La Commission européenne a malheureusement abandonné son rôle de gestionnaire des marchés depuis la fin des quotas. À l’époque, il y avait un seuil de référence du sucre à 404 €/t, qui permettait à la Commission de prendre des dispositions. Or, ce chiffre date de 2009 : dans le cadre de la rénovation du règlement sur l’organisation commune des marchés (OCM), il doit être revu dès aujourd’hui pour intégrer l’inflation et retrouver une réalité économique : 585 €/t en 2025. Ce niveau équivaut à un prix de betterave de 38 €/t contre les 26,29 €/t en vigueur sous les quotas. Lorsque le prix de marché européen est inférieur à ce niveau, la Commission européenne devrait retrouver la capacité d’agir par le biais d’un prix d’intervention ou d’une politique de stockage. Ce dossier devra être ouvert dans le cadre des négociations de la prochaine PAC en 2027.

Il faudra aussi avoir un budget de la PAC suffisant pour financer un choc d’investissement sur les fermes, si l’on veut davantage d’agriculture de précision.

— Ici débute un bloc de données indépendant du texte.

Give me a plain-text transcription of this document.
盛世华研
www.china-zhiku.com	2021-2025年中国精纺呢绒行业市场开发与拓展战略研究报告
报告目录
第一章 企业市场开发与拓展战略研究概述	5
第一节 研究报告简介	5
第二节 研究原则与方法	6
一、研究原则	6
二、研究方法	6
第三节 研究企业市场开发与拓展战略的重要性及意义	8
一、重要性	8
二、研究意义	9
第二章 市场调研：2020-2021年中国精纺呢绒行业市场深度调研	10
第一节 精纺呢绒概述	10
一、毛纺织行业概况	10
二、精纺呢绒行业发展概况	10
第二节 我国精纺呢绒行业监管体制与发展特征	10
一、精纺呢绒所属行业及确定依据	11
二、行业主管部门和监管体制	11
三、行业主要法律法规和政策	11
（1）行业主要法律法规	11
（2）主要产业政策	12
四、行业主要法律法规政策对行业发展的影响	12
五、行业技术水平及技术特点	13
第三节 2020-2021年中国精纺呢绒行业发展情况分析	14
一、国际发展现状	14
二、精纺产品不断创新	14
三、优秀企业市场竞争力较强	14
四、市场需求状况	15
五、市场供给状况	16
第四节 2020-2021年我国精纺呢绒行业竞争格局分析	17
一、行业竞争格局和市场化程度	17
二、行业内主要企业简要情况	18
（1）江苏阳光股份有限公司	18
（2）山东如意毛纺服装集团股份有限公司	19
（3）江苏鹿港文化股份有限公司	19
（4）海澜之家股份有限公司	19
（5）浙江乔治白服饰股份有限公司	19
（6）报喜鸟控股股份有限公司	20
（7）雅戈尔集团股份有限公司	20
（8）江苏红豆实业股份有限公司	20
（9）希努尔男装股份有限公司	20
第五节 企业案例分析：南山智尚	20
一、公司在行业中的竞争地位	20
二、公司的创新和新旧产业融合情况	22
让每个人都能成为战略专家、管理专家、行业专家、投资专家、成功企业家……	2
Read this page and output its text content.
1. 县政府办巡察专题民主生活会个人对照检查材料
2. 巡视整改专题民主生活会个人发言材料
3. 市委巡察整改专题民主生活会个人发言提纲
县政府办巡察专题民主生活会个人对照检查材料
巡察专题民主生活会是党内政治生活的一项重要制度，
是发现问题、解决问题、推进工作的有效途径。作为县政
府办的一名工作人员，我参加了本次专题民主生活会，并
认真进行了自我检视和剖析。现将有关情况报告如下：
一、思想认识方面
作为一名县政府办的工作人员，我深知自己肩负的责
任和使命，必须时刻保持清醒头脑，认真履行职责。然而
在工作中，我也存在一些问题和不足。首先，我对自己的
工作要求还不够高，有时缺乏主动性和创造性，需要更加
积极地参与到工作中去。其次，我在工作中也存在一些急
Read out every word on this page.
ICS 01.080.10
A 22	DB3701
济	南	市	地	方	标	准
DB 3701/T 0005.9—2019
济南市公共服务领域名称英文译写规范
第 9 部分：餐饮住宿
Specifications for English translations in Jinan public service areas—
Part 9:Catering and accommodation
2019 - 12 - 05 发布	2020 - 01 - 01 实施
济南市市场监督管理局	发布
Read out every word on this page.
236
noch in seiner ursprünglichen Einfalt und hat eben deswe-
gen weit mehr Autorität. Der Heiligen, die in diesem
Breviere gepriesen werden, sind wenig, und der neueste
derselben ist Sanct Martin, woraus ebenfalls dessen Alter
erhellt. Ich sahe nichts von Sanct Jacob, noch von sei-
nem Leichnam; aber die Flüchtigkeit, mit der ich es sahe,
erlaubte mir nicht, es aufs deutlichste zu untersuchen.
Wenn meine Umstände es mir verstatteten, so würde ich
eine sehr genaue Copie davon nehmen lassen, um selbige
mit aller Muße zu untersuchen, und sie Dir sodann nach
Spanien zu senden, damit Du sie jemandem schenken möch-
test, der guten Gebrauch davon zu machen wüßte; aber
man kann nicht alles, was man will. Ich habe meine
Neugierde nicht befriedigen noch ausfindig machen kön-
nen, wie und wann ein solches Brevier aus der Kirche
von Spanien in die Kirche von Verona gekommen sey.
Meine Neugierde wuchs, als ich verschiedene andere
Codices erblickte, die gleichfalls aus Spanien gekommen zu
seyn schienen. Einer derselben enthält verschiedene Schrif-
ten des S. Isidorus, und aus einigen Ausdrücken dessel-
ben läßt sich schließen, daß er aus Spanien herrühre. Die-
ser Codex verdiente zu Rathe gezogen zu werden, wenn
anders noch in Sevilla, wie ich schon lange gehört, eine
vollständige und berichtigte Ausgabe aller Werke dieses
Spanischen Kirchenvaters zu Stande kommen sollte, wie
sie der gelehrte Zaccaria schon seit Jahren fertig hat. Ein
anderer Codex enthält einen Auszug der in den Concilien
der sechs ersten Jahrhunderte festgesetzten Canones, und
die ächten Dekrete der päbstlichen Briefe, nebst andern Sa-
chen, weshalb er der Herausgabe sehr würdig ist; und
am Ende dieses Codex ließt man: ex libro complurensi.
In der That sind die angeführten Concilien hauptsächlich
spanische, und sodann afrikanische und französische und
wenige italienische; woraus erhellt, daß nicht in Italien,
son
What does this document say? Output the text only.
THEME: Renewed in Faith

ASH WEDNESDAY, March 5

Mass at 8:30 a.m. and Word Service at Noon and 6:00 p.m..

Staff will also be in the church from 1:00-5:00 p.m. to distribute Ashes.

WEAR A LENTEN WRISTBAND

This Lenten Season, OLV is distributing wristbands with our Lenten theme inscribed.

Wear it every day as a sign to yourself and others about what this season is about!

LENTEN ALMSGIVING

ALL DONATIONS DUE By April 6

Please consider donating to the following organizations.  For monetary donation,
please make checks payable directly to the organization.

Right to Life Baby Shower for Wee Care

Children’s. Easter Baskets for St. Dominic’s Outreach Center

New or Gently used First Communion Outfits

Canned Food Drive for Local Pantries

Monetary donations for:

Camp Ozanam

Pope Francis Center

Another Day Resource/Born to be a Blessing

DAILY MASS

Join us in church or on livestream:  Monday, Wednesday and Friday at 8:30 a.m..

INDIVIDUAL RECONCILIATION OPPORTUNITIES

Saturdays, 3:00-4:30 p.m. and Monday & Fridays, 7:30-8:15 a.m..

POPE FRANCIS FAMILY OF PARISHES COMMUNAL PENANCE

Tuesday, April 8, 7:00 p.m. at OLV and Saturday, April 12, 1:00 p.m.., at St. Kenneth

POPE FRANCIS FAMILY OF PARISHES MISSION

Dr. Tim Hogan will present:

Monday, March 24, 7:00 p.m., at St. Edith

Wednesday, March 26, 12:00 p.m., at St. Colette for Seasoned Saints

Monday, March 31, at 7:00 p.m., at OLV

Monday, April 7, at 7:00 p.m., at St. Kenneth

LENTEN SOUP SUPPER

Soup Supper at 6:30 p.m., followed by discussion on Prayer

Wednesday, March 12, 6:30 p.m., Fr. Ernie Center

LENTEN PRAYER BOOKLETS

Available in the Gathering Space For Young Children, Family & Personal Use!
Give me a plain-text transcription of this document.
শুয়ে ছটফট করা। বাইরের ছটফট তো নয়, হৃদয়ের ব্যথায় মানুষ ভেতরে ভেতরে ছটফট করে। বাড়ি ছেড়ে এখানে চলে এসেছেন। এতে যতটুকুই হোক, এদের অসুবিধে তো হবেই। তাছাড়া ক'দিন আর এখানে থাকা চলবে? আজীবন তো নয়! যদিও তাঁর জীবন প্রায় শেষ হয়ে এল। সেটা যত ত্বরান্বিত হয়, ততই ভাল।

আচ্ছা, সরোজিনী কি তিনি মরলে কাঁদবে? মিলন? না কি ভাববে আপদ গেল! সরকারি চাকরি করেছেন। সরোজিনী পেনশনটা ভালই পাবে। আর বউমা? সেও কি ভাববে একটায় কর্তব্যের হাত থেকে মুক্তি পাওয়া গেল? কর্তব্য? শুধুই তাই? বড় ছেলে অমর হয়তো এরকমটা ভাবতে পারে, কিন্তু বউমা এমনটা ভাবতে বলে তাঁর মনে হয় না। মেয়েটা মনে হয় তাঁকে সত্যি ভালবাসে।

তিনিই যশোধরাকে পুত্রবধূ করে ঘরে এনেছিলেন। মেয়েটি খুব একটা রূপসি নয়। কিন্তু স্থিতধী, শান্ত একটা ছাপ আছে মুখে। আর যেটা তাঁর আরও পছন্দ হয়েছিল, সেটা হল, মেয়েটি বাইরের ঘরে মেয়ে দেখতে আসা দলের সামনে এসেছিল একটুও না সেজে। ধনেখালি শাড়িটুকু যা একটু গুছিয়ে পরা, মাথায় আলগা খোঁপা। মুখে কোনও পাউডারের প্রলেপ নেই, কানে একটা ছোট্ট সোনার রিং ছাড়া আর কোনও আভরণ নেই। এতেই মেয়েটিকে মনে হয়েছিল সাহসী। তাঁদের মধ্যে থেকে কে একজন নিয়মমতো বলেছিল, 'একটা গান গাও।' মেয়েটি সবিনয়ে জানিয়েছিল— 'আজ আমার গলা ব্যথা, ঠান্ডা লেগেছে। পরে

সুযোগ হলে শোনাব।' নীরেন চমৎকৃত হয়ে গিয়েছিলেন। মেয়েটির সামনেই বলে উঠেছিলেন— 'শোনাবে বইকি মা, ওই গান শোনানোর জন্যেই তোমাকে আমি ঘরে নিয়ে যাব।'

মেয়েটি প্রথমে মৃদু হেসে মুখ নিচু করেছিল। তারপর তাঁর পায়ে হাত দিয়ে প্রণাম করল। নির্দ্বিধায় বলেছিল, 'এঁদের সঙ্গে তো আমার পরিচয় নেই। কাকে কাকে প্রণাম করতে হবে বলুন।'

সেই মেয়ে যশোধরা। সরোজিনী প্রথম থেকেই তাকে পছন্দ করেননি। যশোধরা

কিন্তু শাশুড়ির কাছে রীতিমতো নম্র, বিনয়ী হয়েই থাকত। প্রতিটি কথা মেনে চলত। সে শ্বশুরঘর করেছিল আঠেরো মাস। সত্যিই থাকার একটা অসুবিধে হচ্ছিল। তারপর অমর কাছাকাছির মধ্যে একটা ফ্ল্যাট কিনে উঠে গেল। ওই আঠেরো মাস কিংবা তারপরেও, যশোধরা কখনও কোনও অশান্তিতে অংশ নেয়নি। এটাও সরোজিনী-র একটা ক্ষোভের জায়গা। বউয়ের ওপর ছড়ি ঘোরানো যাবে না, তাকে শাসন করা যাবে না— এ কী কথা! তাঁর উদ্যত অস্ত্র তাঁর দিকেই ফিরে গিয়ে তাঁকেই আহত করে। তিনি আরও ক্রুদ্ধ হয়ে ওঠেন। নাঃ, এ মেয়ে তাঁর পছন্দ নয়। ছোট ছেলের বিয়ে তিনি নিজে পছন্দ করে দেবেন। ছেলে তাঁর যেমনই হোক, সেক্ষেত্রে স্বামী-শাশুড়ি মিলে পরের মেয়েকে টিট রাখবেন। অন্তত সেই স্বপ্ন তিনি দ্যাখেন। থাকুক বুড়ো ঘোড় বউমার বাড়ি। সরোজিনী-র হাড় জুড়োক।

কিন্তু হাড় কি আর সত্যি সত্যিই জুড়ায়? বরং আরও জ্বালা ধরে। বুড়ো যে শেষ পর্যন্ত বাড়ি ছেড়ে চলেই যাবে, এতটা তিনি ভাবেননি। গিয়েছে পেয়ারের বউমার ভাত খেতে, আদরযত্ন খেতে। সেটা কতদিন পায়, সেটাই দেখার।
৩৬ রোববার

Quel message pourriez-vous adresser à vos adhérents et à ceux qui n’adhèrent pas ?

Aussi longtemps que je croirai en la betterave, je continuerai à me battre. Ce n’est pas parce que c’est difficile qu’il ne faut pas se projeter dans l’avenir. Après l’orage, il y a toujours du soleil : on l’a vu avec les 50 euros de l’année dernière.

Il faudra travailler sur les enjeux majeurs : le Mercosur, l’Ukraine, les variétés, les moyens de production, les marchés… Pour cela, il faut un syndicat fort, des planteurs engagés et entourés par des équipes hypercompétentes.

Les agriculteurs sont de moins en moins nombreux et nous avons de plus en plus de détracteurs. Si on n’arrive pas à s’unir pour se défendre, ce sera encore plus difficile. Il faut donc jouer l’unité et adhérer à la CGB. En fin de compte, c’est le revenu qui importe pour demain. Adhérer à la CGB, c’est investir dans l’avenir de la culture de la betterave.